Service design – taking the guesswork out of behaviour change

Capita’s Joel Bailey looks at how service design helps improve user experiences.

Joel Bailey at last year's Service Design Global Conference
Joel Bailey at last year’s Service Design Global Conference

The core endeavour of service design is to orchestrate user experiences regardless of which channel is used, or what the purpose of engagement with an organisation is.

Expectations for seamless, low-effort user experiences continue to rise as developments in technology infiltrate everyday life and anytime, anywhere, any-channel access becomes the norm.  

Pairing user experience with service design creates perfect conditions for influencing profitable user behaviours. Applying a diverse toolbox of design practice including, information, brand, interface  UX  and, more recently,  behavioural design helps customers adopt new behaviours that benefit themselves and the organisation.

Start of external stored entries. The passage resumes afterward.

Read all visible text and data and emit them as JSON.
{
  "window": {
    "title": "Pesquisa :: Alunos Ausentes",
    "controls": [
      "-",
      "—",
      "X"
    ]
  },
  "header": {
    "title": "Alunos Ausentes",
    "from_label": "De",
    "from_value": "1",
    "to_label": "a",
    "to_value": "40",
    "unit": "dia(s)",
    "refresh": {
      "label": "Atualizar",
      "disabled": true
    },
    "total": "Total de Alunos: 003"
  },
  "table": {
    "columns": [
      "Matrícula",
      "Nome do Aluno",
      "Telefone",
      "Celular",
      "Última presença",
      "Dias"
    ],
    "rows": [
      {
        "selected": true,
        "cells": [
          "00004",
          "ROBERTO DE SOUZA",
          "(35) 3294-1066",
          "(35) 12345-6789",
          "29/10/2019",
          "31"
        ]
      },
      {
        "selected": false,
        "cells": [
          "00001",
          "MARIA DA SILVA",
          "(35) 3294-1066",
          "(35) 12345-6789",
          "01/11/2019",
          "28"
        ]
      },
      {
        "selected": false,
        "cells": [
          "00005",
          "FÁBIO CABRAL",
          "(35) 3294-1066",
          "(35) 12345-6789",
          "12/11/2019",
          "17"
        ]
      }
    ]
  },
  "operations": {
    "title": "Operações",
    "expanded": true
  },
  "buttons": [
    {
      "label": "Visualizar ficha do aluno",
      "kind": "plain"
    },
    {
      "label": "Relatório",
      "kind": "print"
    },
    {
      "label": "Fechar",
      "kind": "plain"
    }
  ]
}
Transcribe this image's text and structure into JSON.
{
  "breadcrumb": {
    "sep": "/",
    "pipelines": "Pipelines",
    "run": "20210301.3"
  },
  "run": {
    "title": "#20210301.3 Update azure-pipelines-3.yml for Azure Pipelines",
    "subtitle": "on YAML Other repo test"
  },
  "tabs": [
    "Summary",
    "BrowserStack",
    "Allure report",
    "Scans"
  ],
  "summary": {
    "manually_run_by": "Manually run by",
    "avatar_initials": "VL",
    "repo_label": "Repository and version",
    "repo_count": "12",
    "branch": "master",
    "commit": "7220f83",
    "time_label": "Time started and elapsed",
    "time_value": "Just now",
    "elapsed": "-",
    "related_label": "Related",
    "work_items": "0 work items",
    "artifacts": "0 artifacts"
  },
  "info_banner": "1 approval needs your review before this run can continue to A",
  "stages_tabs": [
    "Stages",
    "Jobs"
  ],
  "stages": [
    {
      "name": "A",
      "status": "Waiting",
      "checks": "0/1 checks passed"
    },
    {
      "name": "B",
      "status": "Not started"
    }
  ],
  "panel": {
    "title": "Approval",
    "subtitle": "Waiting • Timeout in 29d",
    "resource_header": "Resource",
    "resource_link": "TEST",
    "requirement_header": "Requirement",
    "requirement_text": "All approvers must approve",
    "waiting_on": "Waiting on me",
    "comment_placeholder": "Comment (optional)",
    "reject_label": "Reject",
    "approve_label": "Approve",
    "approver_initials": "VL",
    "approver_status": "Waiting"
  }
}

I’m often challenged with helping clients achieve tough behaviour-change goals. Whether it is providing guarantees to the BBC to increase TV Licence payments, or supporting O2 to shift customer contact behaviours from the call-centres towards self-service.

The role of service design in these challenges is to identify the barriers holding customers back from the desired behaviour, and design interventions that overcome them. This approach removes a lot of guesswork from the design process.

For example, Capita administers the Teachers’ Pensions scheme, one of the largest pension funds in the UK. One of our core promises was to support an important change in behaviour – encouraging teachers to actively plan for their retirement and understand the value of their pension.

We undertook research into the design of the scheme which revealed a range of barriers to this desired behaviour. The goal of the sign-up process was to complete and close the application, rather than educate individuals; the important messages on the website weren’t easy to find, and the annual statement wasn’t easy to decipher, nor did it encourage individuals to consider their retirement options. This resulted in high-effort customer experiences that didn’t support the desired change in behaviour.

We validated this research through quantitative surveys and data analysis, to the point that the leadership team was confident about the need to invest in a service redesign.

It’s worth breaking out some of the core principles of service design to illustrate the point:

  • Co-design – the design work was routinely tested with teachers, employers and staff to ensure it was authentic and valid in its direction – and to ensure it would be used as expected. If something didn’t work, we would tweak it.
  • Operational collaboration – the team worked hand-in-hand with operational teams to co-produce the outputs. The human resources team adjusted agent training, the web team re-wrote almost all online content, the call centre team adjusted average handling times to enable new customer conversations. These changes all contributed to the behaviour change.
  • Human-centred – the team spent as much time thinking about the irrational and emotional aspects of the customer experience as the practical ones. The seemingly obvious learning that teachers respond better to the concept of ‘retirement’, rather than ‘pensions’, was a key turning point for the design work.
  • Governance – the team developed a set of ‘customer promises’, aligned to brand values, to govern every channel and and point of engagement, to overcome the tendency for silos to operate under its own assumptions about what was important to the customer – a factor that often contributed to ‘death by a thousand cuts’.

All of this work addressed that initial goal – to take the guesswork out of behaviour change and encourage teachers to engage more with the pension process.

Service design challenged assumptions about what teachers wanted and believed, and provided evidence that led to a new style of service delivery.

Joel Bailey is director of service design at Capita.